Vygotsky and Man in a Changing Culture
But the world in which we live now has nothing to do with the world for which biological evolution prepared us. So, in all likelihood, our cognitive system to a much greater extent depends not on the mechanisms that have developed in biological evolution, but on culture. It was this idea that was first expressed in the 1930s in the works of Lev Vygotsky, the author of cultural-historical theory. He suggested that
A newborn child cannot control his memory and attention, for this he needs just these psychological tools - cultural means that can only be taken from the external environment, from interaction with those who have already learned this. The development of higher mental functions follows the path from external to internal, that is, with age we use less and less external means of memorization, attention control, etc., and more and more - internal.our psyche, in contrast to the psyche of animals, is characterized by the use of a special kind of psychological tools that a person can use to control his psyche in the same way as instruments of labor to control nature.
However, culture began to develop not in the way that Vygotsky had expected. Cognition management tools began to be taken out and delegated to modern high-speed technical devices that take on the function of reminding, directing attention, solving problems, etc. Modern philosophers Andy Clarke and David Chalmers even proposed the so-called concept of extended cognition - not to draw boundaries between the two. what happens in a person's head, the tools of cognition that he uses from the outside, and the environment in which all this unfolds.
Can we say that this is where human cognition ended - that, for example, we no longer need memory, because now we can store everything in a computer? Judging by the fact that memory was buried when both writing and printing appeared, the Internet is not afraid of it either. Can we say that we no longer need thinking, that our cognitive functions can be delegated to high-speed computers? Judging by the results of studies of human memory, there really is no longer a boundary between what is in our head and what is happening in the outside world.
Moreover, not only the ways of dealing with one's own memory are changing, but also its assessment. For example, if a person solves problems of recall and has the opportunity to go online, in a post-experimental interview he rates his memory higher than someone who was not allowed to look for an answer on the Internet.We tend to recall not the information we found, but the place or query by which we found it.
Neuroarcheology and brain plasticity
Modern cognitive science comes to the conclusion that it is meaningless to study human knowledge as an established, formed, ready to use even in the context of culture: a person develops, culture develops, new practices and sign systems constantly appear. It is the developing person in the developing culture that needs to be studied. How to do it? From a methodological point of view, the most interesting answer to this question is not even a psychologist, but an archaeologist of Greek origin Lambros Malafuris.
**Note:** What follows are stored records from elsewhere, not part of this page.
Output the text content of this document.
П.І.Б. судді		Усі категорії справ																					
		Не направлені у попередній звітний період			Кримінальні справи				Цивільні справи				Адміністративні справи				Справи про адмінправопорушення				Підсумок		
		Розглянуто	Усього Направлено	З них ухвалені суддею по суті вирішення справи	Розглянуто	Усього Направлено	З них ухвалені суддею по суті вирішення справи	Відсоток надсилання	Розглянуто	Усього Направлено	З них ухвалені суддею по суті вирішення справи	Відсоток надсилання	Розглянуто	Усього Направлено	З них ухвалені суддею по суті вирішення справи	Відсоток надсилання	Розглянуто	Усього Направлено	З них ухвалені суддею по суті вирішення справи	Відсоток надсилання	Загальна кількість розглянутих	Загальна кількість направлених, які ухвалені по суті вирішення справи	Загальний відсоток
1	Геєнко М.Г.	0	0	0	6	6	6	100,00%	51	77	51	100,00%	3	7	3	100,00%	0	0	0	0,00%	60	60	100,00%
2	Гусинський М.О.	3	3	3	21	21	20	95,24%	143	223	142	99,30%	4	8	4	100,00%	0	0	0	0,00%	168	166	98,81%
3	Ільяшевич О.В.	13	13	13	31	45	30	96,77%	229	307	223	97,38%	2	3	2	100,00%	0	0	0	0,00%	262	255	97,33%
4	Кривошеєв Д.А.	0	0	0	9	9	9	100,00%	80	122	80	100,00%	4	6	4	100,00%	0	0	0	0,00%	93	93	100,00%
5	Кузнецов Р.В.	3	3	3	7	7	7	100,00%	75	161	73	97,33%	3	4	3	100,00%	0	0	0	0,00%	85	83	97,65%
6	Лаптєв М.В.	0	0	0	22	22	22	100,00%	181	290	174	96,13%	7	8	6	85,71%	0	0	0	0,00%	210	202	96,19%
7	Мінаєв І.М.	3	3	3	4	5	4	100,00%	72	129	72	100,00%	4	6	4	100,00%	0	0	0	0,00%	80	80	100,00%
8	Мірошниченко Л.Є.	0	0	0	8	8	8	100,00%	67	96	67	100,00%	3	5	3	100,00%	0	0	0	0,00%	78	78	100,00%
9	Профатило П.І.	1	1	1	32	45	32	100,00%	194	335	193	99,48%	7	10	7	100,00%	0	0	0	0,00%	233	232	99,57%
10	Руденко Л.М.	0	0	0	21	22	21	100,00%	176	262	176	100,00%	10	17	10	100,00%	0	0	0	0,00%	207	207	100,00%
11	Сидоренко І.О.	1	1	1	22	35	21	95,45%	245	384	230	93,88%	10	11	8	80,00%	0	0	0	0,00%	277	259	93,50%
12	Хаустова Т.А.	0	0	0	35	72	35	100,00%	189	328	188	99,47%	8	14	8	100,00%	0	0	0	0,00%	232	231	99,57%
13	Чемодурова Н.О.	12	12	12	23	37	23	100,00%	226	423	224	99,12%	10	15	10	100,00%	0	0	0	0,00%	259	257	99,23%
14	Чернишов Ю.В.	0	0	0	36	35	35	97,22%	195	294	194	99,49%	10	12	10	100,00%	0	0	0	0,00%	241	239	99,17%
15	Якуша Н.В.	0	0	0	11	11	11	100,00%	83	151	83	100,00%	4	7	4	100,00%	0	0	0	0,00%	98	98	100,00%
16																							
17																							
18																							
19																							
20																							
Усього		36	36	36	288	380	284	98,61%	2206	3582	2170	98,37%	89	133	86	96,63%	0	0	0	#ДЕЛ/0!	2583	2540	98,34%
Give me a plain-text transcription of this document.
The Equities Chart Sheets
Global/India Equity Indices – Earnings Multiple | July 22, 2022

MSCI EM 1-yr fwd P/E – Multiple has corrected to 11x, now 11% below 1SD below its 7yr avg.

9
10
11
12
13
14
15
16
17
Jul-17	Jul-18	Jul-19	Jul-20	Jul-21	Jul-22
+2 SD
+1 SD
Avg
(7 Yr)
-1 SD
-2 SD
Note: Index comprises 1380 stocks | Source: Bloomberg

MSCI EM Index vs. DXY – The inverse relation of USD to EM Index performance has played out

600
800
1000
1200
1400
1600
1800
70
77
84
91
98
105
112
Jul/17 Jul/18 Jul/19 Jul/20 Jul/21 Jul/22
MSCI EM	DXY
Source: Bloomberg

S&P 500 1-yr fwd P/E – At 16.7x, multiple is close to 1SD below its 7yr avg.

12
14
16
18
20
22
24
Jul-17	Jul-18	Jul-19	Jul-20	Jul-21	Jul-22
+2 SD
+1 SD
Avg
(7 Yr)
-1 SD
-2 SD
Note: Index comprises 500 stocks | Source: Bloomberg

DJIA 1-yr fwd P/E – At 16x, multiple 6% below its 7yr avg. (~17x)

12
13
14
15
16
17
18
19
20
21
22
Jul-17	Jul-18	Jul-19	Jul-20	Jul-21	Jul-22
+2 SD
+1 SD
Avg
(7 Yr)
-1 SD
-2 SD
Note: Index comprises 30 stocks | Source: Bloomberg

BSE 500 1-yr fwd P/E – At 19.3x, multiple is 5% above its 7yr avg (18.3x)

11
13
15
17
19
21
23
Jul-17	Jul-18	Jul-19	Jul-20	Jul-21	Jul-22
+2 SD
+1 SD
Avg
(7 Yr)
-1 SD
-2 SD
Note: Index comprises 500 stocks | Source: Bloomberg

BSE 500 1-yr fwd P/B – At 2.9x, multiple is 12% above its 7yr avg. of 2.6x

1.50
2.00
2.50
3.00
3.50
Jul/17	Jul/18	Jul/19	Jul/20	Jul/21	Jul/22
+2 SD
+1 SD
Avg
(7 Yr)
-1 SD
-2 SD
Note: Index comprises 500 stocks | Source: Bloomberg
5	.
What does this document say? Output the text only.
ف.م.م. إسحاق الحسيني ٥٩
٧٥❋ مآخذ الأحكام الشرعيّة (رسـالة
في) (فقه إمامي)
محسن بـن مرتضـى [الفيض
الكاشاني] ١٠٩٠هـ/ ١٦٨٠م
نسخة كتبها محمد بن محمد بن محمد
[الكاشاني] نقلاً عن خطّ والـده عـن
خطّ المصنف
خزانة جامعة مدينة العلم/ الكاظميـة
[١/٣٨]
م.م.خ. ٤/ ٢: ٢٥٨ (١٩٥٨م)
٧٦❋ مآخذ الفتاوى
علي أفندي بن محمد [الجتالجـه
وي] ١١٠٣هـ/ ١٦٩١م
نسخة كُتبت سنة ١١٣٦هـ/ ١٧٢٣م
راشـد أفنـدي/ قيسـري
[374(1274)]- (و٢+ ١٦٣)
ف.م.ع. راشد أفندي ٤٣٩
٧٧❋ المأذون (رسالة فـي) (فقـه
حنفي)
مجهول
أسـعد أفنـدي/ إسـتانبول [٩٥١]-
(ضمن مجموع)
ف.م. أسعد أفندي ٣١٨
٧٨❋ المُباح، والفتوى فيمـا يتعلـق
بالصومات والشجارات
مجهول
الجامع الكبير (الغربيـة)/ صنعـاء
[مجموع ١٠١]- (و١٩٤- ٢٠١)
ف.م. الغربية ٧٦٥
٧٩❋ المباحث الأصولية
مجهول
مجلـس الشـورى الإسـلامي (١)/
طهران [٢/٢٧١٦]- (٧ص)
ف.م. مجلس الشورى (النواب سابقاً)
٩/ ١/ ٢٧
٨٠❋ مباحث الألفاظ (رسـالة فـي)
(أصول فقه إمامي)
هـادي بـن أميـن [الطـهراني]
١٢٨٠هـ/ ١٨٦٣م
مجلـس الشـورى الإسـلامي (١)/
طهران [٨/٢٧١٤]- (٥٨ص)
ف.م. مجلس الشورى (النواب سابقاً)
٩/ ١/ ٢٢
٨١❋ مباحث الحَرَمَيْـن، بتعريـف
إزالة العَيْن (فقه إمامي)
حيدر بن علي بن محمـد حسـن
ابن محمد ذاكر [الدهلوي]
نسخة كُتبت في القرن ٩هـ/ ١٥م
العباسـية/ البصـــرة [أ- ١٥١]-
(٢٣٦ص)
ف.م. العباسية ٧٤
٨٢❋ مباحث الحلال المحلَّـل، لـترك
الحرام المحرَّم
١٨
He develops the methodology of neuroarcheology - the reconstruction of the peculiarities of the work of the human brain and psyche based on artifacts from archaeological excavations. From his research, it becomes clear that it is impossible to separate the biological evolution of the brain, the evolution of cognitive functions and cultural practices. The owner of a certain psyche creates a certain cultural environment around him. The cultural environment, in turn, gives preference to the owners of a certain brain, carriers of certain mental functions that create a cultural environment, etc.
It turns out that our brain is not a biological object, it is a bio-artifact and was created by culture no less than biological evolution. Culture creates functional systems of the brain and its structural features, which will be fixed in evolution for a long time. The main idea of modern theorists is that it is not the human cognitive system as such, not memory, not attention, and not thinking as such that evolves, but the readiness of these systems to change or develop. Evolution chooses those with the most plastic brains.